А поутру он себя почувствовал здоровым, только виски разболелись, будто колотушками побитые. Дурные мысли в голову полезли, когда припомнил то, что видел ночью. «А может, я не видел ничего такого? – засомневался Граф. – Может, пригрезилось? А если – нет? Если этот черномазый в самом деле – Воррагам? Ведь он похож на ворона! Похож. Во-первых, чёрный. Нос – точно клюв. А во-вторых, с нечистой силой водится: траву молчанку знает. Помню, как он тогда заставил все молотки на кузне замолчать. И точно так же нечистая сила может орудовать перед своими игрищами – заставляет замолчать колокола, чтоб не мешали устраивать шабаш. И опять-таки живёт он триста лет, сам неоднократно говорил…»

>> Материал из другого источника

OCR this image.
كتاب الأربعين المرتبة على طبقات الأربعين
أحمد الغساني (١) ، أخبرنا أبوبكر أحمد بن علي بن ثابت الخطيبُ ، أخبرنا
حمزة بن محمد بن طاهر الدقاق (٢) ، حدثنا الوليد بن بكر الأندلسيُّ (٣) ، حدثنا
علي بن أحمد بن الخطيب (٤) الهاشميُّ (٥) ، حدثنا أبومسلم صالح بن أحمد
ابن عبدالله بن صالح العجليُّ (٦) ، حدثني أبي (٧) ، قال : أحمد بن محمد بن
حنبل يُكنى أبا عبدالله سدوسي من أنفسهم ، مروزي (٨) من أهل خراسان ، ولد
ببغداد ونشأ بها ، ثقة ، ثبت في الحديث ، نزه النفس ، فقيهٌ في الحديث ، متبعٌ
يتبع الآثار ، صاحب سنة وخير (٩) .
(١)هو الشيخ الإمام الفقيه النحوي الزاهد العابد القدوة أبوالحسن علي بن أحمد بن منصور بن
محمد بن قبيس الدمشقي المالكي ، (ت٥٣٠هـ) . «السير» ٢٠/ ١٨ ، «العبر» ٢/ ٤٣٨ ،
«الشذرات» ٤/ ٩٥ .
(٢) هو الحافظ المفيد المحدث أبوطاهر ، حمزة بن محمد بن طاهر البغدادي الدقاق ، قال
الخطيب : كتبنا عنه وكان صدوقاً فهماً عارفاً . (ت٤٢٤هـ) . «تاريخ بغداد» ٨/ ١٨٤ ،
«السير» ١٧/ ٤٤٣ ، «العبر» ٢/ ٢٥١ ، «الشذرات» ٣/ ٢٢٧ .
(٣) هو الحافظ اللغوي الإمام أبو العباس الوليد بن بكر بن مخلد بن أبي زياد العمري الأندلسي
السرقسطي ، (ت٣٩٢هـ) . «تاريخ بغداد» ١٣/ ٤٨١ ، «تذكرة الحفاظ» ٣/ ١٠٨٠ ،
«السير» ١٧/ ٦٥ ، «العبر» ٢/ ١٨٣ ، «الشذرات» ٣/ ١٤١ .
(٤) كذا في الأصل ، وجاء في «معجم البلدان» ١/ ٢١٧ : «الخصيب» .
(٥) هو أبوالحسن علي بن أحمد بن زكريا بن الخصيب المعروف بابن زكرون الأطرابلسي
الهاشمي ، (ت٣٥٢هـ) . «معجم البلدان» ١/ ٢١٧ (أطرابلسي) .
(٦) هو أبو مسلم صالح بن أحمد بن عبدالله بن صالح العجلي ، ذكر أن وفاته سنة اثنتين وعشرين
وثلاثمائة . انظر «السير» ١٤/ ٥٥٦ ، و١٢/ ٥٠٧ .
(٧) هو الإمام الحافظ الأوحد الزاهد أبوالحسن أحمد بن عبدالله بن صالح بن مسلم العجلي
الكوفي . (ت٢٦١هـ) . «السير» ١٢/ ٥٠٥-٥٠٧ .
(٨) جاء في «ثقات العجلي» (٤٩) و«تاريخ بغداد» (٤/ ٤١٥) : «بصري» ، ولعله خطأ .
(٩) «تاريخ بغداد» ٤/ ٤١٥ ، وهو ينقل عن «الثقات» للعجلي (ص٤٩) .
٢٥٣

Стыдно будет потом Графу Ивану за эти свои глупые догадки. Потом-то он понял, что это болезнь почудила. Но какой-то недобрый, нехороший осадок от того полночного видения всё-таки остался на душе. Хотя Граф старался виду не подать. Несколько раз он совершенно искренне говорил, что очень и очень благодарен старику за то, что нянькался с больными, лечил, на ноги ставил – и Графа, и Пегаса-Крылача. И всё-таки осадок от полночного видения не давал покоя. И однажды – сам того не желая – Граф сказал:

– Ты частенько любишь повторять: ваш покорный слуга, ваш покорный слуга. А ну-ка, ответь мне, покорный… А где пистолеты, которые я на кузнице делал? Где?

И покорный ответил, как ни в чём не бывало:

– Так я их отдал по назначению. Они получились такие хорошие, французский комар носа не подточил.

– Да? – Граф Оман был изумлён. – А ты говорил, будто мне это только приснилось? А те, настоящие? Где они?

Помолчав, старик неохотно ответил:

– В надёжном месте. Скоро покажу, где именно. Ты должен знать. Ваш покорный слуга, он ведь не вечный. Помру, так чтобы знал, где они спрятаны.

Граф смутился.

– Живи, чего уж там. Я просто так спросил…

– Нет! – покорный слуга неожиданно загорячился. – Нет, милый Граф! Не надо «просто так». Надо быть готовым к тому, что тебе с какой-нибудь сволочью нужно будет стреляться. Я помню Кишинёв. Помню, как солнце русской поэзии просыпается… Голый сидел на кровати и стрелял из пистолета в стену. И в Одессе, и в Михайловском он палил в белый свет, как в копеечку. До сотни выстрелов за одно только утро. Прикинь! А в кишиневский период он завёл себе железную палку с которой уже не расставался. Я говорю: «Зачем?» А он: «Для того, чтобы рука была твёрже: если придётся стреляться, чтобы не дрогнула». Понимаешь, к чему тебе надо готовиться?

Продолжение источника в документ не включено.